Norconex / crawlers

Norconex Crawlers (or spiders) are flexible web and filesystem crawlers for collecting, parsing, and manipulating data from the web or filesystem to various data repositories such as search engines.
https://opensource.norconex.com/crawlers
Apache License 2.0
183 stars 68 forks source link

Norconex: WebDriverHttpFetcher HtmlUnit Driver Support #1036

Closed shiveendrasiingh closed 3 weeks ago

shiveendrasiingh commented 3 months ago

Do you have support for htmlunit driver? I was trying to find out the configuration for the same but not able to find it. Is there anything I am missing.

essiembre commented 2 months ago

Hello @shiveendrasiingh, not sure if this reaches you too late, but out of the box support Chrome, Firefox, Edge, Safari and Opera are supported, no HtmlUnit.

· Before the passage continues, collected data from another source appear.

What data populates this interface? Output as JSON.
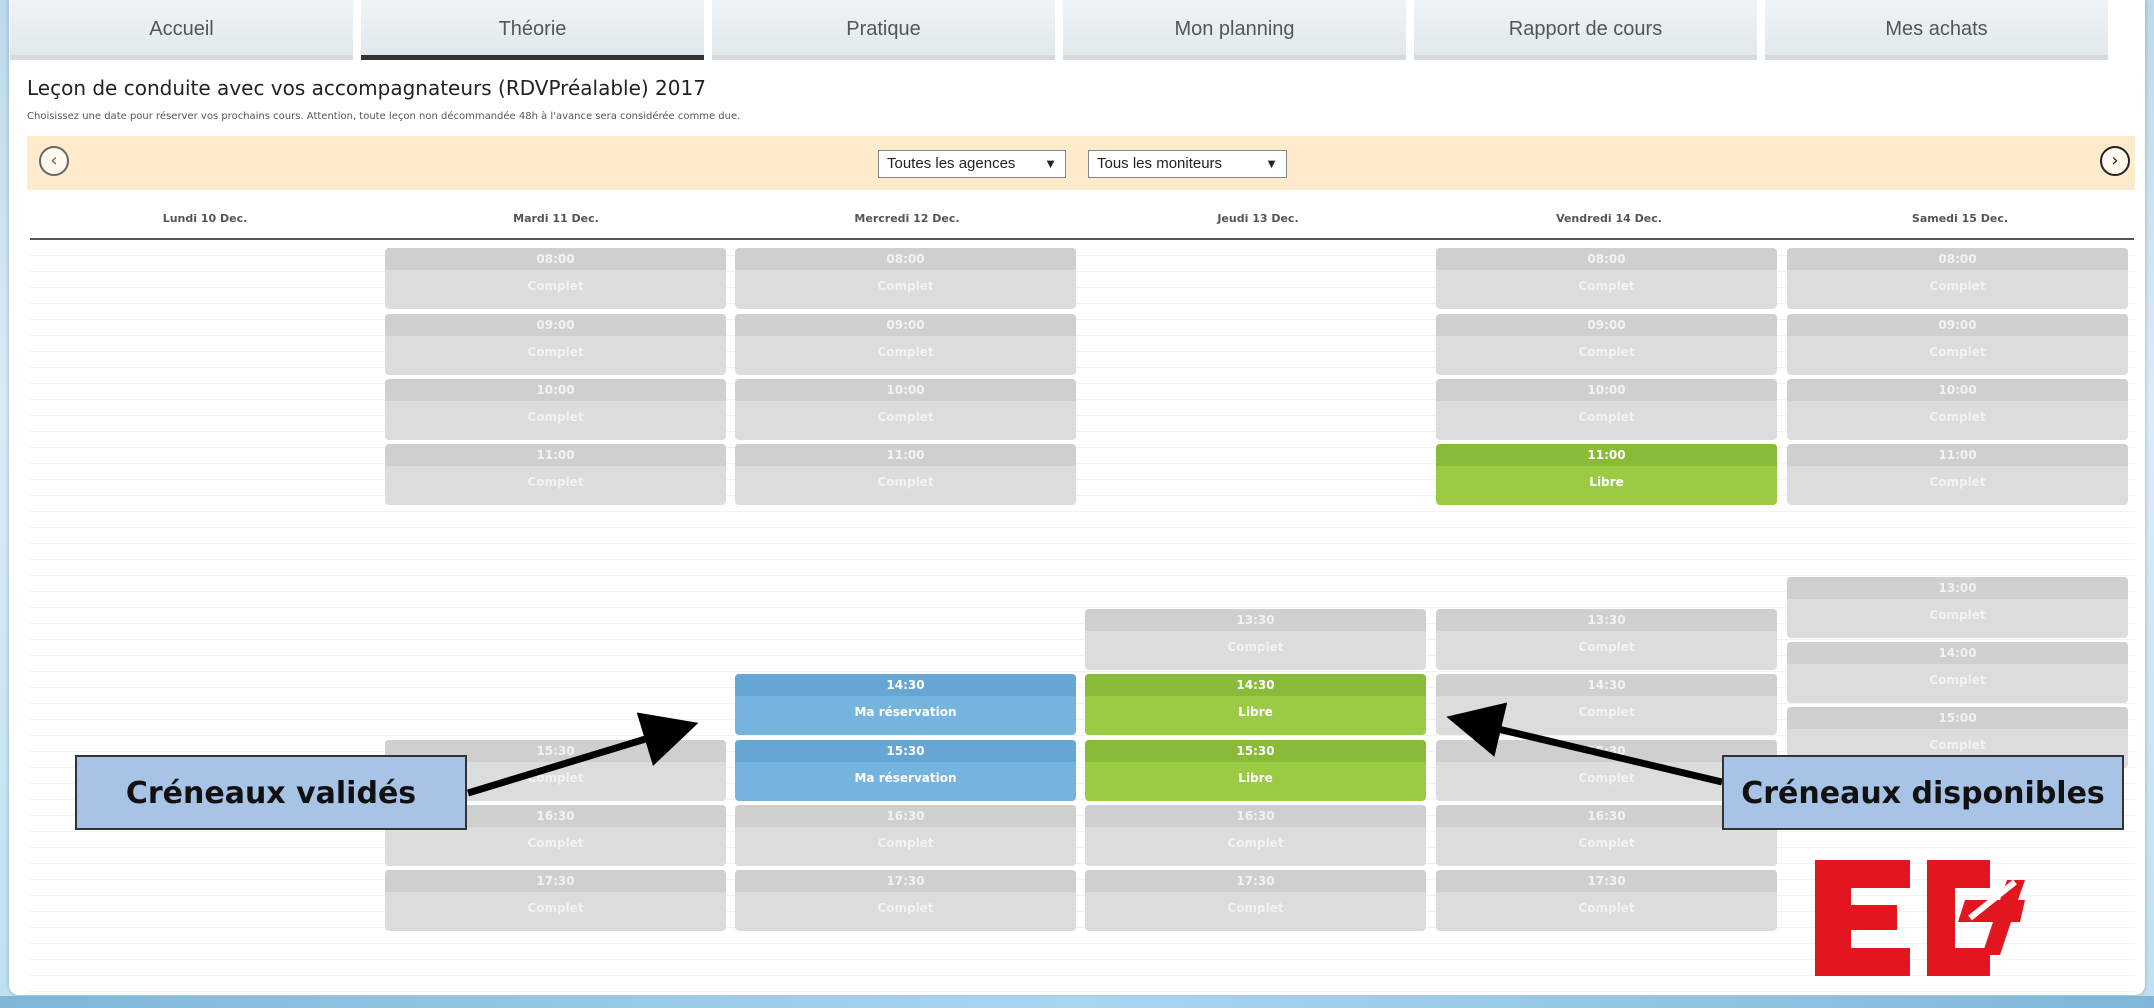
{
  "nav": {
    "tabs": [
      {
        "label": "Accueil",
        "active": false
      },
      {
        "label": "Théorie",
        "active": true
      },
      {
        "label": "Pratique",
        "active": false
      },
      {
        "label": "Mon planning",
        "active": false
      },
      {
        "label": "Rapport de cours",
        "active": false
      },
      {
        "label": "Mes achats",
        "active": false
      }
    ]
  },
  "page": {
    "title": "Leçon de conduite avec vos accompagnateurs (RDVPréalable) 2017",
    "subtitle": "Choisissez une date pour réserver vos prochains cours. Attention, toute leçon non décommandée 48h à l'avance sera considérée comme due."
  },
  "filters": {
    "prev_icon": "‹",
    "next_icon": "›",
    "agency_select": "Toutes les agences",
    "instructor_select": "Tous les moniteurs",
    "select_arrow": "▼"
  },
  "days": [
    {
      "label": "Lundi 10 Dec.",
      "slots": []
    },
    {
      "label": "Mardi 11 Dec.",
      "slots": [
        {
          "time": "08:00",
          "status": "Complet",
          "kind": "full"
        },
        {
          "time": "09:00",
          "status": "Complet",
          "kind": "full"
        },
        {
          "time": "10:00",
          "status": "Complet",
          "kind": "full"
        },
        {
          "time": "11:00",
          "status": "Complet",
          "kind": "full"
        },
        {
          "time": "15:30",
          "status": "Complet",
          "kind": "full"
        },
        {
          "time": "16:30",
          "status": "Complet",
          "kind": "full"
        },
        {
          "time": "17:30",
          "status": "Complet",
          "kind": "full"
        }
      ]
    },
    {
      "label": "Mercredi 12 Dec.",
      "slots": [
        {
          "time": "08:00",
          "status": "Complet",
          "kind": "full"
        },
        {
          "time": "09:00",
          "status": "Complet",
          "kind": "full"
        },
        {
          "time": "10:00",
          "status": "Complet",
          "kind": "full"
        },
        {
          "time": "11:00",
          "status": "Complet",
          "kind": "full"
        },
        {
          "time": "14:30",
          "status": "Ma réservation",
          "kind": "resa"
        },
        {
          "time": "15:30",
          "status": "Ma réservation",
          "kind": "resa"
        },
        {
          "time": "16:30",
          "status": "Complet",
          "kind": "full"
        },
        {
          "time": "17:30",
          "status": "Complet",
          "kind": "full"
        }
      ]
    },
    {
      "label": "Jeudi 13 Dec.",
      "slots": [
        {
          "time": "13:30",
          "status": "Complet",
          "kind": "full"
        },
        {
          "time": "14:30",
          "status": "Libre",
          "kind": "libre"
        },
        {
          "time": "15:30",
          "status": "Libre",
          "kind": "libre"
        },
        {
          "time": "16:30",
          "status": "Complet",
          "kind": "full"
        },
        {
          "time": "17:30",
          "status": "Complet",
          "kind": "full"
        }
      ]
    },
    {
      "label": "Vendredi 14 Dec.",
      "slots": [
        {
          "time": "08:00",
          "status": "Complet",
          "kind": "full"
        },
        {
          "time": "09:00",
          "status": "Complet",
          "kind": "full"
        },
        {
          "time": "10:00",
          "status": "Complet",
          "kind": "full"
        },
        {
          "time": "11:00",
          "status": "Libre",
          "kind": "libre"
        },
        {
          "time": "13:30",
          "status": "Complet",
          "kind": "full"
        },
        {
          "time": "14:30",
          "status": "Complet",
          "kind": "full"
        },
        {
          "time": "15:30",
          "status": "Complet",
          "kind": "full"
        },
        {
          "time": "16:30",
          "status": "Complet",
          "kind": "full"
        },
        {
          "time": "17:30",
          "status": "Complet",
          "kind": "full"
        }
      ]
    },
    {
      "label": "Samedi 15 Dec.",
      "slots": [
        {
          "time": "08:00",
          "status": "Complet",
          "kind": "full"
        },
        {
          "time": "09:00",
          "status": "Complet",
          "kind": "full"
        },
        {
          "time": "10:00",
          "status": "Complet",
          "kind": "full"
        },
        {
          "time": "11:00",
          "status": "Complet",
          "kind": "full"
        },
        {
          "time": "13:00",
          "status": "Complet",
          "kind": "full"
        },
        {
          "time": "14:00",
          "status": "Complet",
          "kind": "full"
        },
        {
          "time": "15:00",
          "status": "Complet",
          "kind": "full"
        }
      ]
    }
  ],
  "annotations": {
    "left": "Créneaux validés",
    "right": "Créneaux disponibles"
  },
  "colors": {
    "libre": "#9bcb45",
    "reservation": "#76b4e0",
    "complet": "#dcdcdc",
    "logo_red": "#e3161f"
  }
}
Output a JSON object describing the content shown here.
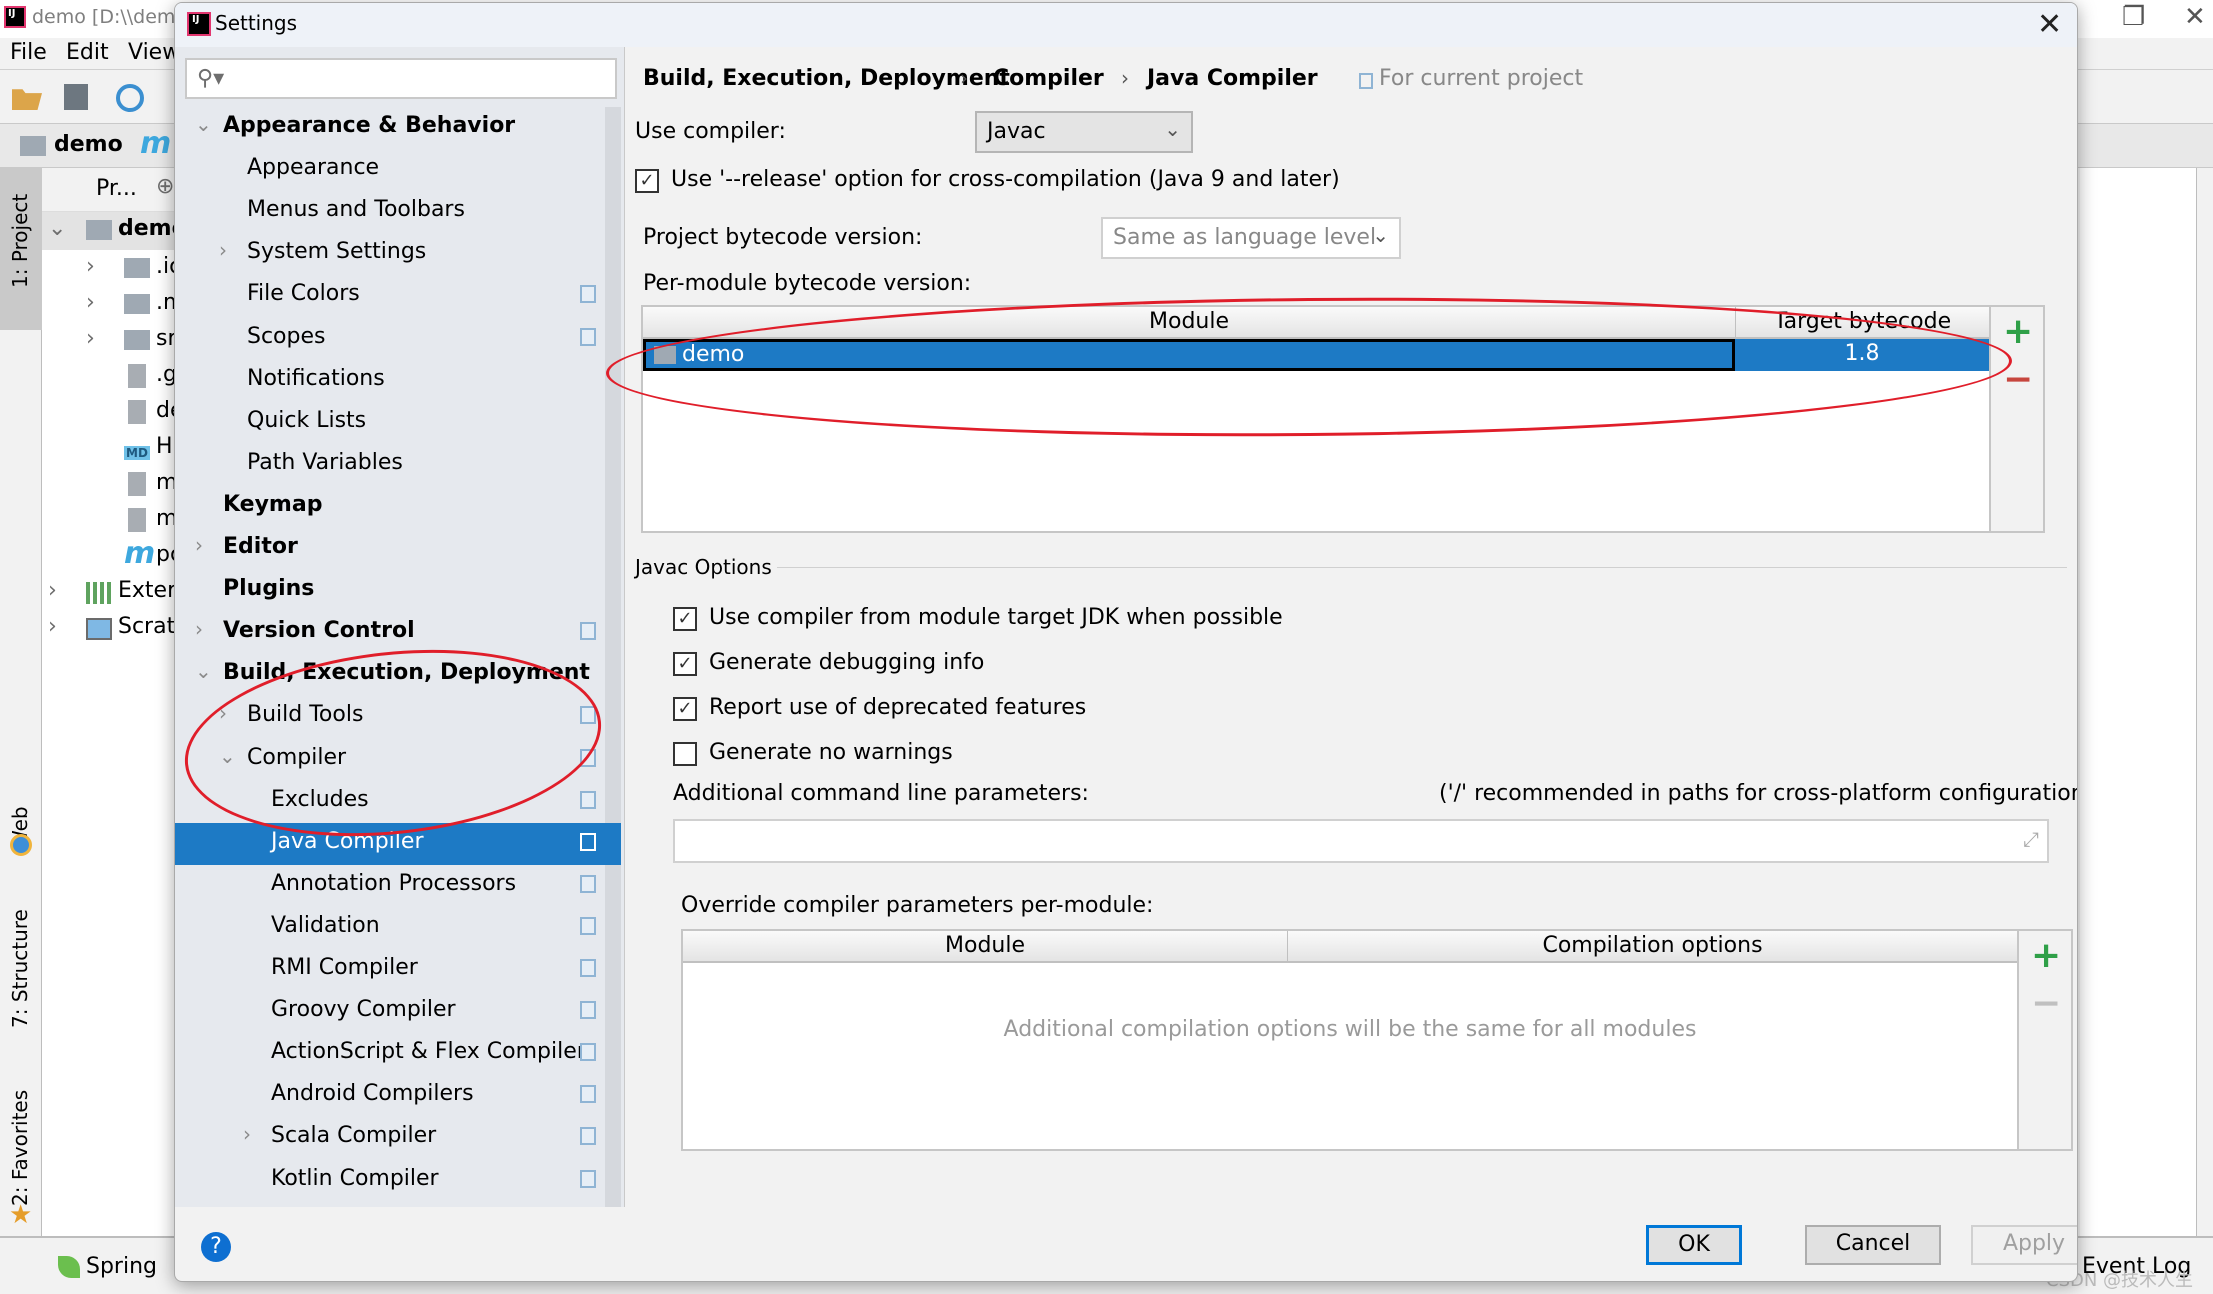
{
  "ide": {
    "title": "demo [D:\\\\demo]",
    "menu": [
      {
        "label": "File",
        "mnemonic": "F"
      },
      {
        "label": "Edit",
        "mnemonic": "E"
      },
      {
        "label": "View",
        "mnemonic": "V"
      }
    ],
    "nav": {
      "project": "demo",
      "module_glyph": "m"
    },
    "project_panel": {
      "header": "Pr...",
      "root": "demo",
      "items": [
        ".ic",
        ".m",
        "sr",
        ".g",
        "de",
        "HI",
        "m",
        "m",
        "pc"
      ],
      "external": "Exterr",
      "scratches": "Scratc"
    },
    "left_tabs": {
      "project": "1: Project",
      "web": "Web",
      "structure": "7: Structure",
      "favorites": "2: Favorites"
    },
    "bottom": {
      "spring": "Spring",
      "event_log": "Event Log"
    },
    "watermark": "CSDN @技术人生"
  },
  "dialog": {
    "title": "Settings",
    "search": {
      "placeholder": "",
      "value": ""
    },
    "tree": [
      {
        "label": "Appearance & Behavior",
        "level": 0,
        "bold": true,
        "chevron": "down",
        "proj": false
      },
      {
        "label": "Appearance",
        "level": 1,
        "bold": false,
        "chevron": "",
        "proj": false
      },
      {
        "label": "Menus and Toolbars",
        "level": 1,
        "bold": false,
        "chevron": "",
        "proj": false
      },
      {
        "label": "System Settings",
        "level": 1,
        "bold": false,
        "chevron": "right",
        "proj": false
      },
      {
        "label": "File Colors",
        "level": 1,
        "bold": false,
        "chevron": "",
        "proj": true
      },
      {
        "label": "Scopes",
        "level": 1,
        "bold": false,
        "chevron": "",
        "proj": true
      },
      {
        "label": "Notifications",
        "level": 1,
        "bold": false,
        "chevron": "",
        "proj": false
      },
      {
        "label": "Quick Lists",
        "level": 1,
        "bold": false,
        "chevron": "",
        "proj": false
      },
      {
        "label": "Path Variables",
        "level": 1,
        "bold": false,
        "chevron": "",
        "proj": false
      },
      {
        "label": "Keymap",
        "level": 0,
        "bold": true,
        "chevron": "",
        "proj": false
      },
      {
        "label": "Editor",
        "level": 0,
        "bold": true,
        "chevron": "right",
        "proj": false
      },
      {
        "label": "Plugins",
        "level": 0,
        "bold": true,
        "chevron": "",
        "proj": false
      },
      {
        "label": "Version Control",
        "level": 0,
        "bold": true,
        "chevron": "right",
        "proj": true
      },
      {
        "label": "Build, Execution, Deployment",
        "level": 0,
        "bold": true,
        "chevron": "down",
        "proj": false
      },
      {
        "label": "Build Tools",
        "level": 1,
        "bold": false,
        "chevron": "right",
        "proj": true
      },
      {
        "label": "Compiler",
        "level": 1,
        "bold": false,
        "chevron": "down",
        "proj": true
      },
      {
        "label": "Excludes",
        "level": 2,
        "bold": false,
        "chevron": "",
        "proj": true
      },
      {
        "label": "Java Compiler",
        "level": 2,
        "bold": false,
        "chevron": "",
        "proj": true,
        "selected": true
      },
      {
        "label": "Annotation Processors",
        "level": 2,
        "bold": false,
        "chevron": "",
        "proj": true
      },
      {
        "label": "Validation",
        "level": 2,
        "bold": false,
        "chevron": "",
        "proj": true
      },
      {
        "label": "RMI Compiler",
        "level": 2,
        "bold": false,
        "chevron": "",
        "proj": true
      },
      {
        "label": "Groovy Compiler",
        "level": 2,
        "bold": false,
        "chevron": "",
        "proj": true
      },
      {
        "label": "ActionScript & Flex Compiler",
        "level": 2,
        "bold": false,
        "chevron": "",
        "proj": true
      },
      {
        "label": "Android Compilers",
        "level": 2,
        "bold": false,
        "chevron": "",
        "proj": true
      },
      {
        "label": "Scala Compiler",
        "level": 2,
        "bold": false,
        "chevron": "right",
        "proj": true
      },
      {
        "label": "Kotlin Compiler",
        "level": 2,
        "bold": false,
        "chevron": "",
        "proj": true
      }
    ],
    "breadcrumb": [
      "Build, Execution, Deployment",
      "Compiler",
      "Java Compiler"
    ],
    "for_current_project": "For current project",
    "use_compiler": {
      "label": "Use compiler:",
      "value": "Javac"
    },
    "release_option": {
      "label": "Use '--release' option for cross-compilation (Java 9 and later)",
      "checked": true
    },
    "project_bytecode": {
      "label": "Project bytecode version:",
      "value": "Same as language level"
    },
    "per_module": {
      "label": "Per-module bytecode version:",
      "columns": [
        "Module",
        "Target bytecode version"
      ],
      "rows": [
        {
          "module": "demo",
          "version": "1.8"
        }
      ]
    },
    "javac_options": {
      "title": "Javac Options",
      "checkboxes": [
        {
          "label": "Use compiler from module target JDK when possible",
          "checked": true
        },
        {
          "label": "Generate debugging info",
          "checked": true
        },
        {
          "label": "Report use of deprecated features",
          "checked": true
        },
        {
          "label": "Generate no warnings",
          "checked": false
        }
      ],
      "additional_params_label": "Additional command line parameters:",
      "additional_params_hint": "('/' recommended in paths for cross-platform configurations)",
      "additional_params_value": ""
    },
    "override": {
      "label": "Override compiler parameters per-module:",
      "columns": [
        "Module",
        "Compilation options"
      ],
      "empty_text": "Additional compilation options will be the same for all modules"
    },
    "buttons": {
      "ok": "OK",
      "cancel": "Cancel",
      "apply": "Apply",
      "help": "?"
    },
    "icons": {
      "check": "✓",
      "chevron_down": "⌄",
      "plus": "+",
      "minus": "−",
      "close": "✕"
    }
  }
}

You may be able to trick it by any required dependencies to the crawler classpath (e.g., lib folder) and configure it by first chosing supported browser name, but overwriting all its property to rather match HtmlUnit.

Something like this:

<fetcher class="WebDriverHttpFetcher">
   <!-- "browser" is required, but overwrite it by being explicit about other settings -->
   <browser>edge</browser>

   <browserPath>(HtmlUnit executable)</browserPath>
   <driverPath>(HtmlUnit WebDriver location)</driverPath>
   <capabilities>
     <capability name="..."><!-- anything required by HtmlUnit ---></capability>
   </capabilities>

You may be just fine with the above. if not, let us know and we can mark it as a feature request to support HtmlUnit.

stale[bot] commented 4 weeks ago

This issue has been automatically marked as stale because it has not had recent activity. It will be closed if no further activity occurs. Thank you for your contributions.